Jean-Marie Buchet, réalisateurJ.-M. B. : Je ne comprends pas qu'on fasse de distinction entre le documentaire et la fiction. Ce qui compte, c'est le film. Les documentaires sont des fictions. Par exemple, le documentaire Les hommes le dimanche de Robert Siodmak, c'est une histoire simple qui aurait pu être racontée de mille façons différentes et sans doute, sans intérêt. Alors que le scénario de Siodmak, Fred Zinnemann et Billy Wilder est génial. Fires were Started de Humphrey Jennings, un film sur les pompiers pendant les bombardements de Londres, est une fiction pure et simple. Or, il est considéré par les dictionnaires de cinéma comme le plus grand documentaire britannique.

En ce qui concerne la fiction, le cinéma actuel m'ennuie avec ces films qui cherchent à nous monter des choses ou des gens exceptionnels, uniquement dans l'espoir d'attirer le chaland.

C. : Comment définirais-tu ton cinéma ?
J.-M. B. : Cela dépend avec qui ! (rires) Soyons prétentieux, si dans 2000 ans, mes films existent encore et qu'on les retrouve, on pourra se faire une autre idée de notre époque que celle des historiens. On pourra se rendre compte que des gens existaient et savoir ce qu'ils vivaient, même s'ils ont vécu une époque épouvantable. Ils n'étaient pas aussi nuls qu'on le dit (rires) !

C. : Il y a une raison pour laquelle l'Histoire t'intéresse autant ?
J.-M. B. : Dans l'adolescence, j'ai eu ma nuit à la Blaise Pascal, ma révélation sur l'Histoire, ce qui m'a aidé à écrire des scénarios. Un scénario fonctionne comme l'étude de l'Histoire.

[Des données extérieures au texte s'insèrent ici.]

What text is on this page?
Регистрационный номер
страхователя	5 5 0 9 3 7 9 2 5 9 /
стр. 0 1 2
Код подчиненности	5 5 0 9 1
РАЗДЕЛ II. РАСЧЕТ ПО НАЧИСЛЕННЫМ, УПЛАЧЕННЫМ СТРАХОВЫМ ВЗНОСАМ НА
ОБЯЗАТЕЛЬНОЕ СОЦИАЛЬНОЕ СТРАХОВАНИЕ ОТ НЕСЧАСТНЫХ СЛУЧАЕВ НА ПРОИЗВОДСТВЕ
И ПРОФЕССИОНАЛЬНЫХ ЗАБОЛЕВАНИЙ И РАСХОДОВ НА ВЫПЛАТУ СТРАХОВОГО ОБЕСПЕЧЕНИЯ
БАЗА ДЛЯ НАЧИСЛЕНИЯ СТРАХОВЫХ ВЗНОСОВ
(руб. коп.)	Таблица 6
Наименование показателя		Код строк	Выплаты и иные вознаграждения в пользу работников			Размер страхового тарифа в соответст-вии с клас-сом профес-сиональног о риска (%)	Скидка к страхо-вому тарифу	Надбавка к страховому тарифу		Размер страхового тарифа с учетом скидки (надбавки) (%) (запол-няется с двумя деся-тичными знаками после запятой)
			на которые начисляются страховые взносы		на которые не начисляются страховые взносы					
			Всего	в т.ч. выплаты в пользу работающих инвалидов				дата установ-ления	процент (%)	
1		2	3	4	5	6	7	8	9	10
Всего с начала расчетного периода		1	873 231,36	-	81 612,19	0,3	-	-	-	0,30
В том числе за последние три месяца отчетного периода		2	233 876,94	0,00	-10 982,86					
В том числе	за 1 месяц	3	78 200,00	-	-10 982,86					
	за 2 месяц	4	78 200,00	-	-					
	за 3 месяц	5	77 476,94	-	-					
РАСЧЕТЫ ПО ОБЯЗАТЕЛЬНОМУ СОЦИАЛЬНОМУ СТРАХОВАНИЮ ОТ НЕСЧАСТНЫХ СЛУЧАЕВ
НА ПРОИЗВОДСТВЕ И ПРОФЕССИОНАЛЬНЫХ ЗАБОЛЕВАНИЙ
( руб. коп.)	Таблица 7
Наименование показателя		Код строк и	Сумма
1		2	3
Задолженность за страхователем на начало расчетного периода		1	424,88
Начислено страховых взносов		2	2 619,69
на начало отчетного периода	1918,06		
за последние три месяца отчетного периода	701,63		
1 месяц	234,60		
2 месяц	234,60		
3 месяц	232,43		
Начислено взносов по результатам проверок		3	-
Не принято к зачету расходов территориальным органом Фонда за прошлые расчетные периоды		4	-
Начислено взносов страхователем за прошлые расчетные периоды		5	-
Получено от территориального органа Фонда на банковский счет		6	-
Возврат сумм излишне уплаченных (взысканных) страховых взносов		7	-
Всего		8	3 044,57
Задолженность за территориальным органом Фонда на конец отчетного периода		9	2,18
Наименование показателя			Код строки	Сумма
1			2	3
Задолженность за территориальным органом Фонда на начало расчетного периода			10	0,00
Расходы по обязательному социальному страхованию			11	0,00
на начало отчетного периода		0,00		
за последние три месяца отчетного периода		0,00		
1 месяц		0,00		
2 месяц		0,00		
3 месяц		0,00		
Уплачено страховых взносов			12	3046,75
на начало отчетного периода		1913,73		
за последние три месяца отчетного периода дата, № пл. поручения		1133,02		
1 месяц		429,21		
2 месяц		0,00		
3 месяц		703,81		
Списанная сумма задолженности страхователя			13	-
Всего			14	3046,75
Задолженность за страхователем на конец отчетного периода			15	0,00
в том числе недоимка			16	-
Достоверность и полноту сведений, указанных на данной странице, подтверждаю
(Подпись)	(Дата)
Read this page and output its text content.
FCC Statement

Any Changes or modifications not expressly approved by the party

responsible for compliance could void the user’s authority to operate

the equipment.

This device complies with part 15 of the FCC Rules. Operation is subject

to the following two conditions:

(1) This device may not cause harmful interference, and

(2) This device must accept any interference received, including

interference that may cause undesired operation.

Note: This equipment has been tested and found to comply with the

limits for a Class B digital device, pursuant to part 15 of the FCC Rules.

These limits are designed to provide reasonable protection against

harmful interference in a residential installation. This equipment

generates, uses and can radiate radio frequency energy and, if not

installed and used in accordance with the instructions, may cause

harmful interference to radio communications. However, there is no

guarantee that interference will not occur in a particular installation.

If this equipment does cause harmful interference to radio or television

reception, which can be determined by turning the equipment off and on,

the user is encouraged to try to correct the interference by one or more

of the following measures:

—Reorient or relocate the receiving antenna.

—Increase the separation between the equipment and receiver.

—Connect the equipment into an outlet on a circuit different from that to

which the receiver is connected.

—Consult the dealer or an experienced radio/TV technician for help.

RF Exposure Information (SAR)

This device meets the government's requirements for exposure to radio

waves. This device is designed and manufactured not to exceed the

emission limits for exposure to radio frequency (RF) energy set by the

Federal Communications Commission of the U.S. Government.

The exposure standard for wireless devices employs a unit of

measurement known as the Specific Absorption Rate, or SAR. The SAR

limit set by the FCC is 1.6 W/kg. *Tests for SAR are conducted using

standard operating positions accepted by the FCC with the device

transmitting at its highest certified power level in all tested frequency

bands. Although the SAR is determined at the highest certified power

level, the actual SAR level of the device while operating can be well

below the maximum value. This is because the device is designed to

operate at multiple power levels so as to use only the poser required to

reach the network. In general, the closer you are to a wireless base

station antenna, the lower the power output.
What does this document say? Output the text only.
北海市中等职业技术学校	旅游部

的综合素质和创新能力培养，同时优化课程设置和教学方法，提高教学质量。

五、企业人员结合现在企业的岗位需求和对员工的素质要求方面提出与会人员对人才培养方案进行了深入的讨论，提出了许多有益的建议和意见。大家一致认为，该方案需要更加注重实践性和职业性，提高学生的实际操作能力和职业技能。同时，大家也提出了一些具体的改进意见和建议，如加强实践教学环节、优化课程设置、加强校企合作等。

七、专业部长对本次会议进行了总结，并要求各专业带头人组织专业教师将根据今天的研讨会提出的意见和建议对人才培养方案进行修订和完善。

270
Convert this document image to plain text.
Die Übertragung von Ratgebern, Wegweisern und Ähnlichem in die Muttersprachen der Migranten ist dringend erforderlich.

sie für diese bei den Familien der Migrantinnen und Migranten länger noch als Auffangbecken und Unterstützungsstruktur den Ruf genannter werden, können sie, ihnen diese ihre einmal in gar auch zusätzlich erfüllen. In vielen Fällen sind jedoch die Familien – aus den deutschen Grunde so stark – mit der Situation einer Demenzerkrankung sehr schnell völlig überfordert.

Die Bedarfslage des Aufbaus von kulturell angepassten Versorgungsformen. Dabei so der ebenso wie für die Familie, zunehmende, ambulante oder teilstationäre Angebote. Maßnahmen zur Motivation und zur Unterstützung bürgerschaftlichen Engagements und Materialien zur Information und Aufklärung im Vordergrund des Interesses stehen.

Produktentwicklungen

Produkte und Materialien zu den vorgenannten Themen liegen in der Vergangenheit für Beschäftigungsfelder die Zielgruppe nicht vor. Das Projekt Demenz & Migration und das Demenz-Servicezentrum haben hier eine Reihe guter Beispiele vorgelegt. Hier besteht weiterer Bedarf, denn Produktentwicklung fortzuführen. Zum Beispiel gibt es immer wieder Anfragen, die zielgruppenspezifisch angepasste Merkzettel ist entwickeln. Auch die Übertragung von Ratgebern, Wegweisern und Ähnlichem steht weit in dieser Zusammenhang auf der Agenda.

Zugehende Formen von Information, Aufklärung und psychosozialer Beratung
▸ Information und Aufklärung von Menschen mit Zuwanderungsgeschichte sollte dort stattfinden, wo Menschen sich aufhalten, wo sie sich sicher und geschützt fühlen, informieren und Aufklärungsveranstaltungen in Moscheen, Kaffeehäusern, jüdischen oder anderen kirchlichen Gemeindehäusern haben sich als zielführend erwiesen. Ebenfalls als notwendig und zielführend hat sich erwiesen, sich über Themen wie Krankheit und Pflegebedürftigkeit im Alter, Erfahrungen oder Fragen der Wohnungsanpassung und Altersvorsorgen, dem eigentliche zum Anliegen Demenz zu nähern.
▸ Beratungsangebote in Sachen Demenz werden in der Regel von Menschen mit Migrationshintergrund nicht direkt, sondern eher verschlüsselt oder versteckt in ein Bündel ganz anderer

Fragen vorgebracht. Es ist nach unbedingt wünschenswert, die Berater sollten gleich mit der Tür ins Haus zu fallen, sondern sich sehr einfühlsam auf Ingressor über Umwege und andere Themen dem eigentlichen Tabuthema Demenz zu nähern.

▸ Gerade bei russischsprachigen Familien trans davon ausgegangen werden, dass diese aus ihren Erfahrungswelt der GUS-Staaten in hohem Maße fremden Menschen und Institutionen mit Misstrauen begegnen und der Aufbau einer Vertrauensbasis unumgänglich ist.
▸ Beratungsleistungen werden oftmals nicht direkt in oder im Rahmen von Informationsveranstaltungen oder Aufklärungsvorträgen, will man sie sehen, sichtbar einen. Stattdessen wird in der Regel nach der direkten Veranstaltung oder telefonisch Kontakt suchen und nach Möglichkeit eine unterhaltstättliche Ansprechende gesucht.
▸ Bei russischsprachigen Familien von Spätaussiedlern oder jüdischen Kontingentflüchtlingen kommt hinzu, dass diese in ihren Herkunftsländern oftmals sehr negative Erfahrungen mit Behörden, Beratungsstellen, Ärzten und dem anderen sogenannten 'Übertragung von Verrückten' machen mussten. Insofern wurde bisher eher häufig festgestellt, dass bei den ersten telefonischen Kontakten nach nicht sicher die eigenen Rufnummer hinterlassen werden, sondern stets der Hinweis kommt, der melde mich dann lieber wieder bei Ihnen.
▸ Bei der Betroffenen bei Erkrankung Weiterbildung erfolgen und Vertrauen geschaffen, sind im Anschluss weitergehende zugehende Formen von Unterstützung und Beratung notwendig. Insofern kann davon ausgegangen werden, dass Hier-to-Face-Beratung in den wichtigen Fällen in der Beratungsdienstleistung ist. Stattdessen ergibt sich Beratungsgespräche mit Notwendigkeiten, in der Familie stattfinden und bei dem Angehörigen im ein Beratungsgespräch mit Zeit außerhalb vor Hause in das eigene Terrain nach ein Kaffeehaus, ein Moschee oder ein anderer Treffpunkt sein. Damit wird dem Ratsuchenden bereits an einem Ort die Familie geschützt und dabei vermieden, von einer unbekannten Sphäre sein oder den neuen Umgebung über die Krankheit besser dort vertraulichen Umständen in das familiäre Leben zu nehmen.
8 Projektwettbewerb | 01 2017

Quand, en quatre heures de temps, tu dois assimiler l'Histoire des Temps Modernes en Europe, tu vas à l'essentiel, les liens entre la succession des événements. Un scénario, c'est la même chose.


 

(1) Jean-Marie Buchet est modeste et fait de l'humour lorsqu'il nous dit qu'il est peu connu. Il figure dans tous les dictionnaires du cinéma belge. Dans le tome II de La kermesse héroïque du cinéma belge, de Frédéric Sojcher aux éditions l'Harmattan, dans Une Encyclopédie des cinémas de Belgique, de Guy Jungblutt, Patrick Leboutte et Dominique Païni aux éditions Yellow Now, dans Un siècle de cinéma belge de Paul Thomas aux éditions Quorum, dans Le cinéma belge de Marianne Thys avec la Cinémathèque Royale de Belgique aux éditions Ludion/Flammarion, dans À Chacun son cinéma, cent cinéastes belges écrivent pour un centenaire aux éditions Luc Pire/Cinergie, dans Big Memory, cinéastes de Belgique de Richard Olivier, aux éditions Les Impressions nouvelles.